Quizás por esta disyuntiva muchos se están acercando a una tercera vía, el nacionalismo árabe. Ya no se habla tanto de la "umma", o sea la comunidad de naciones musulmanes. Y Damasco es un estandarte de ese nacionalismo.

Lo que ha logrado hasta ahora Hezbolá es destruir el pilar occidental en el llamado "nuevo Medio Oriente", donde Afganistán representa el pilar oriental.

Creo que algunos gobiernos árabes no están tan opuestos a Irán debido a su carácter chiita, sino por su posición frente a Estados Unidos. Si bien Siria e Irán son aliados, creo que cada uno tiene su propio interés. No estoy muy seguro de que los sirios sabían que los soldados israelíes iban a ser capturados, mientras que los iraníes sí sabían.

Creo que el único escenario aceptable es que se apliquen las resoluciones de la ONU, en aras de que se regresen los territorios palestinos, al igual que las alturas del Golán y las granjas de Shebaa.

TURQUÍA
Soli Ozel, profesor de Relaciones Internacionales, Universidad del Bósforo.

En primer lugar, la impresión es que Israel no fue atacado sino al contrario, que es el atacante. Además, por el desastre humanitario la opinión pública turca no ha diferenciado entre Hezbolá y la población civil en general.
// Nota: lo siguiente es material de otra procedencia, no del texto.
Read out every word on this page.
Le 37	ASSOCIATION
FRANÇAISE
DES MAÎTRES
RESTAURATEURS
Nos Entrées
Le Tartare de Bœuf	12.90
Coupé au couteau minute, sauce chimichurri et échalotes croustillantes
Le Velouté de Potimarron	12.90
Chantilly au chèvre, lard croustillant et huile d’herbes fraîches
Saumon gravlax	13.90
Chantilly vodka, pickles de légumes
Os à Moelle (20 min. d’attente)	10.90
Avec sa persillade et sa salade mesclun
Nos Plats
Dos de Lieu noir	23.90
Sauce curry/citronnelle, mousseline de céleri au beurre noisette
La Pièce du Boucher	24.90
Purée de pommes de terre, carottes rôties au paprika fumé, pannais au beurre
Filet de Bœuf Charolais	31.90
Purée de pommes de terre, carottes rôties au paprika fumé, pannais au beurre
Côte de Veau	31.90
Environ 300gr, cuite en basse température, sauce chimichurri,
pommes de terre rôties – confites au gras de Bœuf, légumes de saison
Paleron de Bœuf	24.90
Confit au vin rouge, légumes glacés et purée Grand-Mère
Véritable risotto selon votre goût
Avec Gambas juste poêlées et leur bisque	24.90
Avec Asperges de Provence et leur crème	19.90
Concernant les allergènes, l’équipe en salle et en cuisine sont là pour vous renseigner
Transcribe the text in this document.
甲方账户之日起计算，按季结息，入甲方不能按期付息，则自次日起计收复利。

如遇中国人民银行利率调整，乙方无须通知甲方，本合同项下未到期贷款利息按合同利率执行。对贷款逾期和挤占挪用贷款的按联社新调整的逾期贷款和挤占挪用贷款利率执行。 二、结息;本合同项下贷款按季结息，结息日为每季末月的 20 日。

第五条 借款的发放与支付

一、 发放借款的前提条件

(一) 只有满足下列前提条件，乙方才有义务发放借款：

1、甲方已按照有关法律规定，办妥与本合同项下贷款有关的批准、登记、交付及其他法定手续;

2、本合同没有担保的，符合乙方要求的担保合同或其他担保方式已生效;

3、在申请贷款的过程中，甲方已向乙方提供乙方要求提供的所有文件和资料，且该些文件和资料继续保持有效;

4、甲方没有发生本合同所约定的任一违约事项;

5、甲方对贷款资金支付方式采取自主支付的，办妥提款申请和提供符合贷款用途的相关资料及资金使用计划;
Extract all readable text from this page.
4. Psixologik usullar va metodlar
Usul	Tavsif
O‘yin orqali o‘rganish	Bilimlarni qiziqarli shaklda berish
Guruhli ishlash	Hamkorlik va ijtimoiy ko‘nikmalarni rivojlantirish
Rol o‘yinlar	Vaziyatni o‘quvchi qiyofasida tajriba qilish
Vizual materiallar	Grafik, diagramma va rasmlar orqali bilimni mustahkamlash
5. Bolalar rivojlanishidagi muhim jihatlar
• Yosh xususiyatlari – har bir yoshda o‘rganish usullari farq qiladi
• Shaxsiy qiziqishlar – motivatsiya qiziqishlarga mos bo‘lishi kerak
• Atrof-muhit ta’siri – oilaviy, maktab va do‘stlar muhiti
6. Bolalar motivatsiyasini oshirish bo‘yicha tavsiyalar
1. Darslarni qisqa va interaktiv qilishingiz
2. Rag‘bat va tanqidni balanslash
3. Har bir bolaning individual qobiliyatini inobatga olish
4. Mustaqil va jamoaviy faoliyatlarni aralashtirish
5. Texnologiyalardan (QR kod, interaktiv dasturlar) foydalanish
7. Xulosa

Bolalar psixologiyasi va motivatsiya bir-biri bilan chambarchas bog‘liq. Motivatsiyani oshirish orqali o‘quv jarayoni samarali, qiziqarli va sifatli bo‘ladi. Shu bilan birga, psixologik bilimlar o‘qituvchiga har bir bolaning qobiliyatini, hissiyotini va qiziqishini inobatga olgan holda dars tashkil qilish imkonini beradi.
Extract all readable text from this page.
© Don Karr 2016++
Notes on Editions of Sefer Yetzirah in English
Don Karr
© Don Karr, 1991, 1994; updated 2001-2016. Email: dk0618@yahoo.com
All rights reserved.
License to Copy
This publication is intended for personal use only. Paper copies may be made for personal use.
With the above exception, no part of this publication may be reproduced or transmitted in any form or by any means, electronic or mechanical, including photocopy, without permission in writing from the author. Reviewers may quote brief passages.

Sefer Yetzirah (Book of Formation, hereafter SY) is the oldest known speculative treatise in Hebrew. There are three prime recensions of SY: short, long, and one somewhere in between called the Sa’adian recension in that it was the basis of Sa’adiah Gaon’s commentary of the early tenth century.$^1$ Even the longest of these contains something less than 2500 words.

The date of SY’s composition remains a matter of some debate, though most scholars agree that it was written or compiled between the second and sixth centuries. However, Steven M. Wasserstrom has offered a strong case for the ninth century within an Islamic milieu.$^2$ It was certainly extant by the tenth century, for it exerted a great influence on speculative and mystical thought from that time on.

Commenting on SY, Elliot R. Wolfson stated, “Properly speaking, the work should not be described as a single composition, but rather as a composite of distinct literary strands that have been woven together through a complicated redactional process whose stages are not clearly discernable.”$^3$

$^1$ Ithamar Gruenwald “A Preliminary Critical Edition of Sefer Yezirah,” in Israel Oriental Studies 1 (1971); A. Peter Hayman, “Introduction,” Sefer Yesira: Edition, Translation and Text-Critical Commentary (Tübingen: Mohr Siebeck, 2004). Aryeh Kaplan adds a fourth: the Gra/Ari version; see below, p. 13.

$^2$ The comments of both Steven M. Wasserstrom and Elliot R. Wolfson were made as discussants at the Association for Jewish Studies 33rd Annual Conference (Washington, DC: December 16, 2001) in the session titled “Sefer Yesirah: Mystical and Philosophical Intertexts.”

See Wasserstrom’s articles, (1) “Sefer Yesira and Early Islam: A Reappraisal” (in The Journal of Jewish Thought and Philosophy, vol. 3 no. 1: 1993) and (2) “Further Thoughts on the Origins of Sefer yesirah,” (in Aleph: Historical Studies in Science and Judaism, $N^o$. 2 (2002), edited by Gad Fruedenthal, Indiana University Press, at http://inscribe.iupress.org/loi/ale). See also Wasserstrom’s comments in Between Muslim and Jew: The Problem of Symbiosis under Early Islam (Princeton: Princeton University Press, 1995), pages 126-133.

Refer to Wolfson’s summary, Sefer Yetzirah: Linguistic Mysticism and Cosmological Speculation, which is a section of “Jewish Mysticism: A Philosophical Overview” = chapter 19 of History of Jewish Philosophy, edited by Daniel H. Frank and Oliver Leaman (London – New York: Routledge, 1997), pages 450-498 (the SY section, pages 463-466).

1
Supongo que cuando las cosas se asienten sabremos el papel de Hezbolá en provocar la guerra.

Por cierto, Gaza también puso en evidencia que la respuesta de Israel fue completamente desproporcionada.

Es cierto que hay planes para un oleoducto entre Turquía e Israel, estoy seguro que muchos observadores árabes estarán muy descontentos.

Sin embargo, con la reciente visita del rey de Arabia Saudita, la primera en 40 años, Turquía parece ser ahora un socio estratégico, sobretodo por la preocupación de ver la creciente influencia de Irán y el recelo ante el llamado "creciente chiita". Las autoridades turcas no parecen tan preocupadas, o lo esconden bien, ya que inclusive se piensa que el gobierno protege a Siria.

En el nivel de la retórica, el primer ministro turco hizo comentarios muy críticos de Israel, pero en la práctica el gobierno no hizo nada, como reducir sus relaciones diplomáticas. Pero sin duda hay muchos ministros que le reclamaran al gobierno su falta de acción. No sabemos bien qué tipo de "nuevo Medio Oriente" va a emerger de todo esto.

Pero sin duda, Irán se está beneficiando de las acciones de Estados Unidos en la región.

Lo que más preocupa a Turquía en realidad es si Irak permanecerá unido o se dividirá, dando pie a un Kurdistán independiente.